In my opinion, each user, subconsciously, weighs the time to be spent in learning anything against the returns he or she will get out of it.

I once listened to a research paper—and I wish someone would track down a reference for me—that discussed a two-stage learning curve for software applications. The productivity-against-time curve had the traditional steep section as people started off, and then leveled out. But the researcher noted that, given time, users would move from that plateau, through a second steep learning curve, and on to a higher plateau. That reflects Paul’s desire to move people through one learning curve, from beginner to novice, and through another learning curve, on to Expert.

The problem this researcher was studying was the negative effect of software version changes on productivity. He found that it was very rare for users to climb the second curve and postulated that this was because, before they got to that point, a new version would be forced on them. He claimed that it is typically only when a user becomes very comfortable with a product that they might attempt the second climb. But if the software was upgraded to a new version, their comfort zone was destroyed, and their productivity dropped while they re-climbed the first part of the curve for the new version.

I don’t know if that’s clear without the diagram and some hand-waving, but the point is that most users will not become experts if the software they are using changes too rapidly.


Good reading!

Contextual Help is very useful, and users are usually quick to determine whether it’s really related to their primary task at hand.

Do you think technology has historical baggage that results in users not wanting to try new things due to past bad experiences? Or fear of breaking something? Or is this starting to change with the Gen Y?
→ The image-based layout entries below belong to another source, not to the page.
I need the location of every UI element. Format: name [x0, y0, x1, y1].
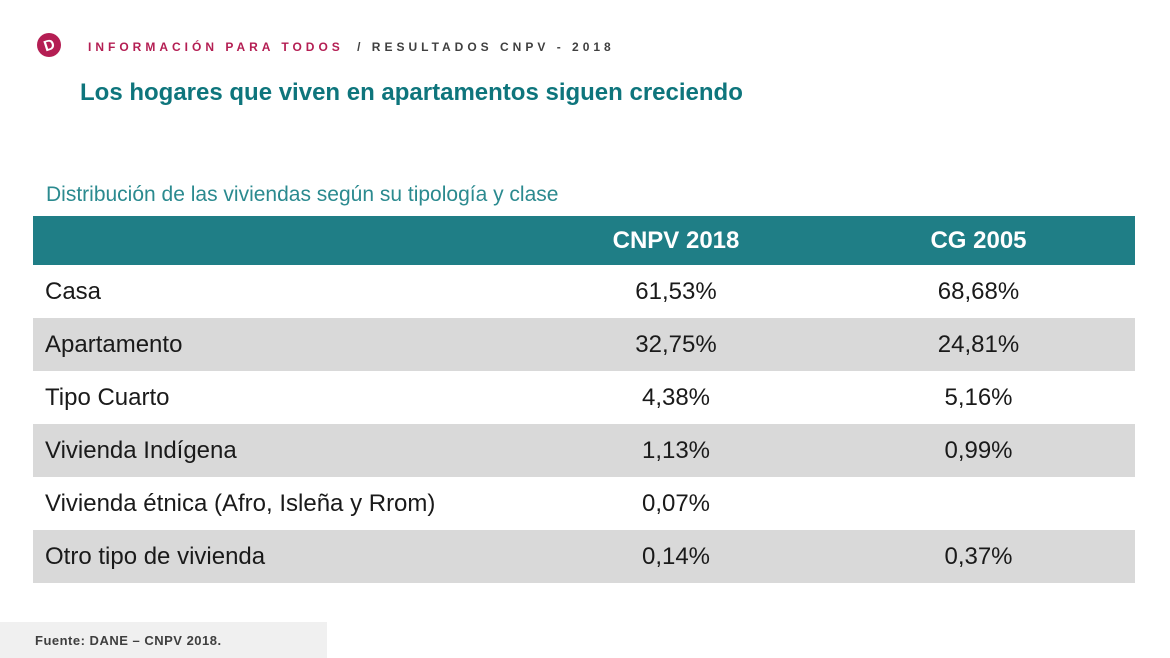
cell-cnpv-2018: 4,38%	[641, 383, 711, 411]
row-label: Vivienda étnica (Afro, Isleña y Rrom)	[45, 489, 436, 517]
breadcrumb-primary: INFORMACIÓN PARA TODOS	[88, 40, 344, 54]
cell-cg-2005: 0,99%	[944, 436, 1013, 464]
row-label: Tipo Cuarto	[45, 383, 170, 411]
dane-logo-icon: D	[37, 33, 61, 57]
cell-cnpv-2018: 61,53%	[635, 277, 717, 305]
cell-cnpv-2018: 1,13%	[641, 436, 711, 464]
source-note: Fuente: DANE – CNPV 2018.	[35, 632, 222, 648]
table-header-row: CNPV 2018 CG 2005	[33, 216, 1135, 265]
cell-cnpv-2018: 32,75%	[635, 330, 717, 358]
housing-type-table: CNPV 2018 CG 2005 Casa 61,53% 68,68% Apa…	[33, 216, 1135, 583]
row-label: Vivienda Indígena	[45, 436, 237, 464]
column-header-cnpv-2018: CNPV 2018	[612, 226, 740, 254]
table-row: Casa 61,53% 68,68%	[33, 265, 1135, 318]
cell-cg-2005: 5,16%	[944, 383, 1013, 411]
cell-cnpv-2018: 0,07%	[641, 489, 711, 517]
row-label: Casa	[45, 277, 102, 305]
cell-cg-2005: 0,37%	[944, 542, 1013, 570]
cell-cg-2005: 24,81%	[937, 330, 1020, 358]
cell-cnpv-2018: 0,14%	[641, 542, 711, 570]
table-row: Vivienda Indígena 1,13% 0,99%	[33, 424, 1135, 477]
breadcrumb-secondary: / RESULTADOS CNPV - 2018	[357, 40, 615, 54]
table-row: Otro tipo de vivienda 0,14% 0,37%	[33, 530, 1135, 583]
column-header-cg-2005: CG 2005	[930, 226, 1027, 254]
table-caption: Distribución de las viviendas según su t…	[46, 183, 559, 206]
dane-logo-letter: D	[41, 35, 57, 55]
row-label: Otro tipo de vivienda	[45, 542, 266, 570]
table-row: Apartamento 32,75% 24,81%	[33, 318, 1135, 371]
cell-cg-2005: 68,68%	[937, 277, 1020, 305]
breadcrumb: INFORMACIÓN PARA TODOS / RESULTADOS CNPV…	[88, 40, 615, 54]
page-title: Los hogares que viven en apartamentos si…	[80, 79, 743, 106]
row-label: Apartamento	[45, 330, 183, 358]
source-band: Fuente: DANE – CNPV 2018.	[0, 622, 327, 658]
table-row: Vivienda étnica (Afro, Isleña y Rrom) 0,…	[33, 477, 1135, 530]
table-row: Tipo Cuarto 4,38% 5,16%	[33, 371, 1135, 424]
Hi Paul. Great article. I personally have to set it as an explicit goal to learn more keyboard shortcuts for the software I use all day everyday.

I think computer and console games do a great job of teaching players how to use the controls and understand system concepts. Many games have some kind of initial tutorial that teaches players the basics of using their weapon, jumping, and so on. This kind of Help seldom gets in the way of enjoying the game, brings players up to speed quickly, and a lot of times is fun. Many games also use load screens to show tips.

I think we have a lot to learn from game designers.

Isn’t this the famous “paradox of the active user” that John Carroll wrote about? There’s quite a body of research—“stable suboptimal performance” is another phrase that I really like. And “the efficient usage of computer software does not automatically follow from either good design or experience of its users” (Bhavnani & John, 1997).

I think this is true—at least for complex software activities. Good design makes tasks simpler, but some tasks just aren’t simple.

I love the term super-novice—so much clearer than active user and avoids the derogatory chronic novice that I’ve seen elsewhere.

Also, I really like the ideas of looking at users’ longer-term experience and their social context within the organization.

Just back from hearing Paul deliver a presentation on this very topic—in Edinburgh. (Hi Paul, I was the guy with the MacBook.)

This idea fits into many areas of my work—technical writer / information architect / content manager—and I’m still getting my head around some of the finer points.

I’ll be posting my thoughts on my blog tomorrow, but thanks again!